Anche il sindaco Fontana lo riconosce: se ci fosse più sorveglianza, saremmo maggiormente sicuri. Cioè: Varese non lo è abbastanza, pur se in misura superiore ad altre città. Chiedere aiuto ai volontari? Perché no, pur se con le modalità adeguate. Non si tratta di rispolverare l’idea delle ronde, ma di sollecitare disponibilità, collaborazione, impegno da parte dei cittadini. Ci lamentiamo spesso che bisogna fare comunità, ebbene facciamola: diamo una mano, segnaliamo, avvertiamo. Del resto, tale era lo spirito con cui nel passato venne accolta non la proposta d’una forza di polizia parallela a quella ufficiale, ma d’una mobilitazione popolare a tutela del bene pubblico.
Fa bene il questore Messina a ricordare che ci sono compiti ai quali debbono attendere le forze dell’ordine, punto e basta. E che se qualcosa va fatto – lui non lo dice, ma sembra lecito aggiungerlo – è fornire più uomini e mezzi per migliorare il servizio offerto. Però un proposito non confligge con l’altro: tutti insieme, a difendere la legge. Nel rispetto dello Stato, della sua costituzione, dei suoi bracci operativi eccetera. E su questo sindaco e questore concordano, garantendo sulla saldezza delle intese istituzionali.

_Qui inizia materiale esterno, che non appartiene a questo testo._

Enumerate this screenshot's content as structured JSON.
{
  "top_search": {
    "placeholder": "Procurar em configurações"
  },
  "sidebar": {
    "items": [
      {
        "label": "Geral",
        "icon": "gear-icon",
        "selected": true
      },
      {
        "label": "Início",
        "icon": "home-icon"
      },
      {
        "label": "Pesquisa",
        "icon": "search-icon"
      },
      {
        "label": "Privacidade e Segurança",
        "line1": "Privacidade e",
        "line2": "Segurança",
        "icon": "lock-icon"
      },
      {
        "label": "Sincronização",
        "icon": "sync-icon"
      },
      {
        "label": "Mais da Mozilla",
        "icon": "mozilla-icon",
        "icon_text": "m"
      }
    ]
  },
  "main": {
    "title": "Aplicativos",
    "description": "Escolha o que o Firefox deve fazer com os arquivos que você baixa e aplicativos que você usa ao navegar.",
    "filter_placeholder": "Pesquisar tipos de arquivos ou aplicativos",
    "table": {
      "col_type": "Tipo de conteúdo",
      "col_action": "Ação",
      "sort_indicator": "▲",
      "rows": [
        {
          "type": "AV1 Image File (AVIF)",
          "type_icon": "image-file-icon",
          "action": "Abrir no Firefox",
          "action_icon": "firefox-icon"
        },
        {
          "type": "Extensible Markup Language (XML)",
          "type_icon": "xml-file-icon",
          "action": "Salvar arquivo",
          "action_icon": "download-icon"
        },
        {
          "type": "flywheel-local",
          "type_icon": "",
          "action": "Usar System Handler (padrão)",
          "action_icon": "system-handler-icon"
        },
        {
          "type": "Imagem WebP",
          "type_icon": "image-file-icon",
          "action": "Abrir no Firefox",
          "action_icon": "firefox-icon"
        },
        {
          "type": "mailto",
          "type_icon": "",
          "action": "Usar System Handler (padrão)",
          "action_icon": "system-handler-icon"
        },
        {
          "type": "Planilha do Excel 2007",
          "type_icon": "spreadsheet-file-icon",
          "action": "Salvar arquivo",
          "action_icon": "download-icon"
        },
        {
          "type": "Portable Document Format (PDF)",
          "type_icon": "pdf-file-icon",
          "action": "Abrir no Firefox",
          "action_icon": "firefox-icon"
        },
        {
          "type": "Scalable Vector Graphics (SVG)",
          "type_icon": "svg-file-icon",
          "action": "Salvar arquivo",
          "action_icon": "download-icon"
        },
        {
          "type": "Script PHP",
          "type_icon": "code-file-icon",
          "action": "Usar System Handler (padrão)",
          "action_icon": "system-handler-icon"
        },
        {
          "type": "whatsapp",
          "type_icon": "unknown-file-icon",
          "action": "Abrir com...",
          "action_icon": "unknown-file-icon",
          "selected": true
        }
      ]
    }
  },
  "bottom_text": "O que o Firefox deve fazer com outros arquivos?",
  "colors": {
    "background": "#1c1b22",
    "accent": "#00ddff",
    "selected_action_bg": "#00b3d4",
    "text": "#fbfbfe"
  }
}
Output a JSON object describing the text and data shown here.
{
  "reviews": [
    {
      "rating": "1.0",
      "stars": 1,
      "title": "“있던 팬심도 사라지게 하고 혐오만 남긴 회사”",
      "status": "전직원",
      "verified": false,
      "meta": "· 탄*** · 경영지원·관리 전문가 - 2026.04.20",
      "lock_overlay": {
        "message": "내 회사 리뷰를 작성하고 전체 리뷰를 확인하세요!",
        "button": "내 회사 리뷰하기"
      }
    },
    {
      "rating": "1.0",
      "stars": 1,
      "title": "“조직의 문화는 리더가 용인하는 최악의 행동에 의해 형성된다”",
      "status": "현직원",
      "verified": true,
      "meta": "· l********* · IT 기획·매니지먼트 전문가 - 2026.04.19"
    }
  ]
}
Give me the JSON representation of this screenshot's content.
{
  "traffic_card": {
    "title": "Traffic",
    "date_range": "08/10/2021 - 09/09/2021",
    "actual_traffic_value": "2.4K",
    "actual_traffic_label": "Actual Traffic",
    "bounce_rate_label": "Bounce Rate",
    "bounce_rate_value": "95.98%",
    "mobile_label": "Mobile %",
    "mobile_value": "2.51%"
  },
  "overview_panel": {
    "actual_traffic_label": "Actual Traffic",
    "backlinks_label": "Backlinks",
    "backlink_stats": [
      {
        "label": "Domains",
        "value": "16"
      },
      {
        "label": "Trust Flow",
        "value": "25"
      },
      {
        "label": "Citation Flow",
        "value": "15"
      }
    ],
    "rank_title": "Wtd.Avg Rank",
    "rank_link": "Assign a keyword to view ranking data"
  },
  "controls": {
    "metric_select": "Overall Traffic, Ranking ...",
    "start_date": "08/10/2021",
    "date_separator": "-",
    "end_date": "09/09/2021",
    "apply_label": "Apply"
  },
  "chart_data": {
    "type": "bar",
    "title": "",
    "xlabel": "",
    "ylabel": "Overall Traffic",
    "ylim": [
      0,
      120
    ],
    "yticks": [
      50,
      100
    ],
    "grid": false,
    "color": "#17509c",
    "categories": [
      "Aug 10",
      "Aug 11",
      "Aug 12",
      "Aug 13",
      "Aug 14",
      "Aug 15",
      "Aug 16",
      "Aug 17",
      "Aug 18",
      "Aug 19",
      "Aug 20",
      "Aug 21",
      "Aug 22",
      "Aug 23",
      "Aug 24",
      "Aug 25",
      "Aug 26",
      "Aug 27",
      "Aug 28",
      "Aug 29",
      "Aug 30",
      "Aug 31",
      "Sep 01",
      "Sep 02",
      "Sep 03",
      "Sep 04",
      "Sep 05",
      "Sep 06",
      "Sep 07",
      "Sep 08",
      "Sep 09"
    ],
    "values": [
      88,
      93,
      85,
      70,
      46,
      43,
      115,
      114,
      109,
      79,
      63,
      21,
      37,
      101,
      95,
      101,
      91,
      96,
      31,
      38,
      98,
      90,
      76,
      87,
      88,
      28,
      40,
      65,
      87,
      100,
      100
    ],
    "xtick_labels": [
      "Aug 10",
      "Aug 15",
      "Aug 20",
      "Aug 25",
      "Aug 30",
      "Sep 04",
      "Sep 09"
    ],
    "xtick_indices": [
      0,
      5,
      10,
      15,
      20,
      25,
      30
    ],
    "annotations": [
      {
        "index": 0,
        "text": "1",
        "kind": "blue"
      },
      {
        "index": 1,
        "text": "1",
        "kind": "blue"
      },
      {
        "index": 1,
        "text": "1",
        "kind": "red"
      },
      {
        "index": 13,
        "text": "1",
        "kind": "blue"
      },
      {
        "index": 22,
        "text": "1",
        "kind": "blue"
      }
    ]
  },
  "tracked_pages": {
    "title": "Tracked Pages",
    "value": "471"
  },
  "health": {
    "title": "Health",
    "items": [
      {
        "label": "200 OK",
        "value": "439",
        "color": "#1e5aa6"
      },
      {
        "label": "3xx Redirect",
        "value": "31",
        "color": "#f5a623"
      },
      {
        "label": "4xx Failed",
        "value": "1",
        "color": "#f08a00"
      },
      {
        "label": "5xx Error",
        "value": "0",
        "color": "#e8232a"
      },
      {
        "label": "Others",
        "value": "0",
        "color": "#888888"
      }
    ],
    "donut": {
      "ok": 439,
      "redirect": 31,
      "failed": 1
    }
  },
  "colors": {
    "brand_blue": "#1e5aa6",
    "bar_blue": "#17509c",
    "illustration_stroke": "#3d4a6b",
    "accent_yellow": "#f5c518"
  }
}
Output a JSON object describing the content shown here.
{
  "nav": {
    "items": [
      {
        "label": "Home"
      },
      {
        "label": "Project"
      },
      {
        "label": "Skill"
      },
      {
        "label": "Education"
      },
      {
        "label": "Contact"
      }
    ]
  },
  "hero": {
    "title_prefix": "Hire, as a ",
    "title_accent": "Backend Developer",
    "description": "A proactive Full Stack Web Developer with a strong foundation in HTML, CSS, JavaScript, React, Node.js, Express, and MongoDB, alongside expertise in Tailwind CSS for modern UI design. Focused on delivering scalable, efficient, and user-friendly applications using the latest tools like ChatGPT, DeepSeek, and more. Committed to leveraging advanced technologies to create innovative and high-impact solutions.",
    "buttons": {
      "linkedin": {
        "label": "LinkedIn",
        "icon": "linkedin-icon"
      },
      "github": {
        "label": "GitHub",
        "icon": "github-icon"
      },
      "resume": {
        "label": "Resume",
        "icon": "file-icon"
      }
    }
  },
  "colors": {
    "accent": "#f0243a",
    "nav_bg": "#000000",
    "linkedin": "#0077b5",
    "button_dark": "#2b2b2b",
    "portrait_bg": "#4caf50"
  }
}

Naturalmente una città si tutela meglio quando, nei suoi quartieri, non degrada verso il peggio. Siamo sempre al punto di base (di partenza, perché l’arrivo non s’intravede mai): il bello scoraggia il brutto. Il decoro le indecorosità. L’ordine il disordine. E così via. Argomento che di sicuro appare noioso, però altrettanto di sicuro non sembra inconsistente. Se per esempio la zona delle stazioni (e l’ampio intorno che vi fa corona) non fosse nella condizione miserevole in cui versa, chi la frequenta allo scopo di trovarvi lo spunto per delinquere, ne verrebbe scoraggiato. Ha ragione il leader del PD Mirabelli quando rammenta che stiamo aspettando da un’eternità interventi di ripulitura del sito, e poi azioni di controllo sui flussi pedonali, nei sottopassaggi che collegano le vie Morosini e Milano. Se vi si avesse dato esecuzione, parleremmo forse (certamente?) d’un po’ meno d’insicurezza in quell’area urbana così cruciale.
Anche altrove i disagi e le paure non mancano. Certo, non bisogna esagerare nell’allarmismo, interpretando alcuni episodi come la regola anziché l’eccezione. Però se i commercianti di piazza Repubblica seguitano a lamentarsi per il circolare d’una inquietante tipologia di passeggiatori (di nullafacenti), se si ripetono vicende ascrivibili al microcrimine, e se infine un tale succedersi d’evenienze allerta i timori di chi risiede e di chi transita, una qualche ragione di fondo esisterà. E chiede d’essere approfondita, invece che rimossa. Capìta, analizzata, affrontata, visto che anche l’annunzio di sofisticati sistemi di prevenzione (telecamere e altro) non disincentiva gli habitué della malvivenza.
Viviamo purtroppo un’epoca di fragilità, che dall’economia scendono a cascata sul vivere quotidiano, in ogni settore e in ogni dove. Da lì viene l’accentuazione d’angosce che porta a invocare una protezione forte contro debolezze che un tempo avremmo liquidato come sopportabilmente inevitabili, e che oggi reclamiamo d’evitare perché inevitabilmente insopportabili. Aggiungono infatti inquietudine al pessimismo, trasformando la città nel contrario del luogo amico di cui avremmo bisogno. Ecco la ragione d’appelli che meritano ascolto.